An integer constant consists of a number to specify the value, followed optionally by suffix letters to specify the data type.

The simplest integer constants are numbers written in base 10 (decimal), such as 5, 77, and 403. A decimal constant cannot start with the character ‘0’ (zero) because that makes the constant octal.

You can get the effect of a negative integer constant by putting a minus sign at the beginning. In grammatical terms, that is an arithmetic expression rather than a constant, but it behaves just like a true constant.

Integer constants can also be written in octal (base 8), hexadecimal (base 16), or binary (base 2). An octal constant starts with the character ‘0’ (zero), followed by any number of octal digits (‘0’ to ‘7’):

0      // zero
077    // 63
0403   // 259

Pedantically speaking, the constant 0 is an octal constant, but we can think of it as decimal; it has the same value either way.

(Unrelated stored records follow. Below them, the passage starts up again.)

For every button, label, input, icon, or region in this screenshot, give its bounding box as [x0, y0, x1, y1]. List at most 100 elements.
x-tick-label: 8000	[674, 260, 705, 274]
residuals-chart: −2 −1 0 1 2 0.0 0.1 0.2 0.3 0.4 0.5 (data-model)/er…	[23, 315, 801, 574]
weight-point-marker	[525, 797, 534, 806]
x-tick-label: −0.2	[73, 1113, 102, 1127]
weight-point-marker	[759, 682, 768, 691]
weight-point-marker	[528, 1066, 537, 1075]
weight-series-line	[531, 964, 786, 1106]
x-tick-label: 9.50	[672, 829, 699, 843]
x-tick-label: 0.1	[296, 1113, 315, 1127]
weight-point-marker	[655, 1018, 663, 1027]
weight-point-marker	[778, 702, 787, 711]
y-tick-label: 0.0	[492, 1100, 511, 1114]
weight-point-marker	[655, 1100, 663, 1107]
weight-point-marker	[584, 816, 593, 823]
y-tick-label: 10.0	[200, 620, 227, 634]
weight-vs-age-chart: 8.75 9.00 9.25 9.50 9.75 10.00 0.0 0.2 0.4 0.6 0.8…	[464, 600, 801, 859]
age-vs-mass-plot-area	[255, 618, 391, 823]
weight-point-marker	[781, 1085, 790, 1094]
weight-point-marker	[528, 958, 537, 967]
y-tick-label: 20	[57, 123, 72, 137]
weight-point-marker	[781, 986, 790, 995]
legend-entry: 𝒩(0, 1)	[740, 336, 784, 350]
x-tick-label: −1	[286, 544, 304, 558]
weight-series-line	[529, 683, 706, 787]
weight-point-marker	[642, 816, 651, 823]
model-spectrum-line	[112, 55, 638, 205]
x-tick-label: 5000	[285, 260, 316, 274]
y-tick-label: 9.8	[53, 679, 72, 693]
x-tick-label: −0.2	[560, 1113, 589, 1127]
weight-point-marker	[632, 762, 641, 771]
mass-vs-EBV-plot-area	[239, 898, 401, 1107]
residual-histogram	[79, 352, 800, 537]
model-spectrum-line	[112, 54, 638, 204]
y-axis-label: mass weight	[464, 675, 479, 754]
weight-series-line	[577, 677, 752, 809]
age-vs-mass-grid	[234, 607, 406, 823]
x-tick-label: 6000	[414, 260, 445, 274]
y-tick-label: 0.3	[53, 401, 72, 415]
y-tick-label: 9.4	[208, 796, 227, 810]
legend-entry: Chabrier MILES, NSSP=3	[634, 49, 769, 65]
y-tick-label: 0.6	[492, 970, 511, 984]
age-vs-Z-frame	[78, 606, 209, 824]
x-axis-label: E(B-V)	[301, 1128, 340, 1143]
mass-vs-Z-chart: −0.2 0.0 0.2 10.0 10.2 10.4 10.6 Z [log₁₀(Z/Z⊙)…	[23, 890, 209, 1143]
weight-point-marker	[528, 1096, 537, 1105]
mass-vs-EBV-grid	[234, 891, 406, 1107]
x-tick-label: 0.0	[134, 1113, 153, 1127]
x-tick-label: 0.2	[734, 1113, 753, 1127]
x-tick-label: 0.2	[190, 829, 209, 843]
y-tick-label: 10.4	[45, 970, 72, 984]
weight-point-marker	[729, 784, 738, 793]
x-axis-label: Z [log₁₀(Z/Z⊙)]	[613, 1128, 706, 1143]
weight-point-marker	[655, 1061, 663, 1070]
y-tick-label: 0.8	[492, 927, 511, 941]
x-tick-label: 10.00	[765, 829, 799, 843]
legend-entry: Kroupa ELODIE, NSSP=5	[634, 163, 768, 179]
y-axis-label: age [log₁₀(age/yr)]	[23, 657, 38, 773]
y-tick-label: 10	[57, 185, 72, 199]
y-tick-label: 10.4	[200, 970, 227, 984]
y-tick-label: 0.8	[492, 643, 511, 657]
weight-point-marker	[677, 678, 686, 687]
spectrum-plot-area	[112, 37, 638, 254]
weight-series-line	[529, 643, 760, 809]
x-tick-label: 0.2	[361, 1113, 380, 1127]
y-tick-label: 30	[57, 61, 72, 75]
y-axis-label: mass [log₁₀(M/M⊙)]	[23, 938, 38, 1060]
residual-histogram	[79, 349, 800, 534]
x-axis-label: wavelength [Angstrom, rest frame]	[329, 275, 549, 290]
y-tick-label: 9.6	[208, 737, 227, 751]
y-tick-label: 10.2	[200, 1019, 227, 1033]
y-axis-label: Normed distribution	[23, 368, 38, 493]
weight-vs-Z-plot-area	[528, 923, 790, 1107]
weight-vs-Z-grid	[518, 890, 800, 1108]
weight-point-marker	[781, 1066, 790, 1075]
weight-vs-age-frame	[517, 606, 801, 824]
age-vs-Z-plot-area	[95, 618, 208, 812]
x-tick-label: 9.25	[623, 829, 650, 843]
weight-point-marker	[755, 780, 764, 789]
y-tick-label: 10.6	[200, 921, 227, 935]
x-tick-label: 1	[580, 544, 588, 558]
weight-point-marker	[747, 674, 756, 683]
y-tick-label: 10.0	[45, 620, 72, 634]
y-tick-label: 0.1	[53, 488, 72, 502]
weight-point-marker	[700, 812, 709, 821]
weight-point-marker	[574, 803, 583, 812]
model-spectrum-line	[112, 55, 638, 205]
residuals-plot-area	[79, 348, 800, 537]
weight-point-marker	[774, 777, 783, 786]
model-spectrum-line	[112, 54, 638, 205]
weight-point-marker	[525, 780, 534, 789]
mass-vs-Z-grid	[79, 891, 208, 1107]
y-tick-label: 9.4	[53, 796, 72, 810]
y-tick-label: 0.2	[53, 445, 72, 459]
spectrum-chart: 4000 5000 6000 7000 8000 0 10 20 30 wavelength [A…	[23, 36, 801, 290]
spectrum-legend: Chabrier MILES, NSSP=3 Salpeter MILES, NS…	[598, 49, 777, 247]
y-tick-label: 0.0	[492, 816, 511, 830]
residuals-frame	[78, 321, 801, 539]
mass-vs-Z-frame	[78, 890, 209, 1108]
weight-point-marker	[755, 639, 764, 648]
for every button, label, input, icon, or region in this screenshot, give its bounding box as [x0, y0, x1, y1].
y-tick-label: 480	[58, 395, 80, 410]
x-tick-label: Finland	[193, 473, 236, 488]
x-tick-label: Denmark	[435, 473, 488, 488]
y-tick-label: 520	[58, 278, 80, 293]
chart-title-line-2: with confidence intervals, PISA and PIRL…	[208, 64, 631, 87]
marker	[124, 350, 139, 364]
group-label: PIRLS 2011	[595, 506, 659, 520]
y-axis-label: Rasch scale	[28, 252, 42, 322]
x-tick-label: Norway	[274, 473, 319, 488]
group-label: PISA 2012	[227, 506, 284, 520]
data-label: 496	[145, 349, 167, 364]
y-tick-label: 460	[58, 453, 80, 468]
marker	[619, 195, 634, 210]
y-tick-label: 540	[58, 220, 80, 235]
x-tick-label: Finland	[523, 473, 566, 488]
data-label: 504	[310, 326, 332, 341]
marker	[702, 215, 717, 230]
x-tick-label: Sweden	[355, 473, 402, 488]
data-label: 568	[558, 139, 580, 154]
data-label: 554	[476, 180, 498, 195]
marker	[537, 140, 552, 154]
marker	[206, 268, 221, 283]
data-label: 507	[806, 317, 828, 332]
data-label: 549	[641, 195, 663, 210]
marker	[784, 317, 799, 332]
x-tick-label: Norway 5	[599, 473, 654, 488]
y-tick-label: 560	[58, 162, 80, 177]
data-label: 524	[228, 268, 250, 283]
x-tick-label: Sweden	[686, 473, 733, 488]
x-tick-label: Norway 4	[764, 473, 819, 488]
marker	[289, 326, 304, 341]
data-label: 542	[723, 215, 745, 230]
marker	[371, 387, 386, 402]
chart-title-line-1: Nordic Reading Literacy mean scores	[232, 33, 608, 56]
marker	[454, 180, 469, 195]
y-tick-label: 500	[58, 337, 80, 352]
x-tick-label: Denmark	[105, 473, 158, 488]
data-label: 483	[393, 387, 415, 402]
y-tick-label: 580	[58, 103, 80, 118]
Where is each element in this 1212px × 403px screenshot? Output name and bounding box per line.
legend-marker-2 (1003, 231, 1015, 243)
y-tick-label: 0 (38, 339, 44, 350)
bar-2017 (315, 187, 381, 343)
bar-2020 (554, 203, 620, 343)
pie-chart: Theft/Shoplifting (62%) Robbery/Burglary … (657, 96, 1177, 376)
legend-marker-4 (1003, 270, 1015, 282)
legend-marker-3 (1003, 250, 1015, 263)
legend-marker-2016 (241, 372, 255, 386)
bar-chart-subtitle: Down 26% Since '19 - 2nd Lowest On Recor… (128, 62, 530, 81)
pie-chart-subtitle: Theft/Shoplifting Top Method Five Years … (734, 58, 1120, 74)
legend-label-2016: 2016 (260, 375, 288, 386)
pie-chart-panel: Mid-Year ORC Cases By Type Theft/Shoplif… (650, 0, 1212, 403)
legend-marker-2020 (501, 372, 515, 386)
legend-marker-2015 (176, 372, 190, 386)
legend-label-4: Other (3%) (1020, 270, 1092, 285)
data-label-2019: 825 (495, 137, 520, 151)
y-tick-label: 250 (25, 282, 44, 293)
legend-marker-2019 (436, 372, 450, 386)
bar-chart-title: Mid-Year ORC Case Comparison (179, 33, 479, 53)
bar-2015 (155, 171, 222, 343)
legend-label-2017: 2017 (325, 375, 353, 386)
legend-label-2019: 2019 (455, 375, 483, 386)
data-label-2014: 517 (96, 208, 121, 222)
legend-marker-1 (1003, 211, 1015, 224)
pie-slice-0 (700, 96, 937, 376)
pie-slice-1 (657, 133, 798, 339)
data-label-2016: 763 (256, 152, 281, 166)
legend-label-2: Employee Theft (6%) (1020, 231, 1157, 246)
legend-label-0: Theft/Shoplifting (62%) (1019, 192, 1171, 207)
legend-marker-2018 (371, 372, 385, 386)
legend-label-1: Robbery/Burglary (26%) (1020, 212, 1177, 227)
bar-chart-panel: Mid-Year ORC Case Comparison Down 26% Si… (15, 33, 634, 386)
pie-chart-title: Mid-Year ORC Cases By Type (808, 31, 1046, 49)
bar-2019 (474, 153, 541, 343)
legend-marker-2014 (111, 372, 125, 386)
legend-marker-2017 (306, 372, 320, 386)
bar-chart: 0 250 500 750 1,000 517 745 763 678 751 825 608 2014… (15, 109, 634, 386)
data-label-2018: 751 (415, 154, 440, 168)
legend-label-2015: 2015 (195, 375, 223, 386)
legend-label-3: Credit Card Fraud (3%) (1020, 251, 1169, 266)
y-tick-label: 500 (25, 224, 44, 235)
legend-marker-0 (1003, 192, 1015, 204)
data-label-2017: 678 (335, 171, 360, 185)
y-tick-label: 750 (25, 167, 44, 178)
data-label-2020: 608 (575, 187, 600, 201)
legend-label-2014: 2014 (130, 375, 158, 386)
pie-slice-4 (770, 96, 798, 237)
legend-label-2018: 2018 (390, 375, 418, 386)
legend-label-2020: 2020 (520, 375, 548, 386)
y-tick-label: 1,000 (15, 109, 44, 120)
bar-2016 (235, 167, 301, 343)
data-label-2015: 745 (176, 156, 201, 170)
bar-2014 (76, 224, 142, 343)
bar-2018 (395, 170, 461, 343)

A hexadecimal constant starts with ‘0x’ (upper or lower case) followed by hex digits (‘0’ to ‘9’, as well as ‘a’ through ‘f’ in upper or lower case):

0xff   // 255
0XA0   // 160
0xffFF // 65535

A binary constant starts with ‘0b’ (upper or lower case) followed by bits (each represented by the characters ‘0’ or ‘1’):

0b101  // 5

Binary constants are a GNU C extension, not part of the C standard.

Sometimes a space is needed after an integer constant to avoid lexical confusion with the following tokens. See Invalid Numbers.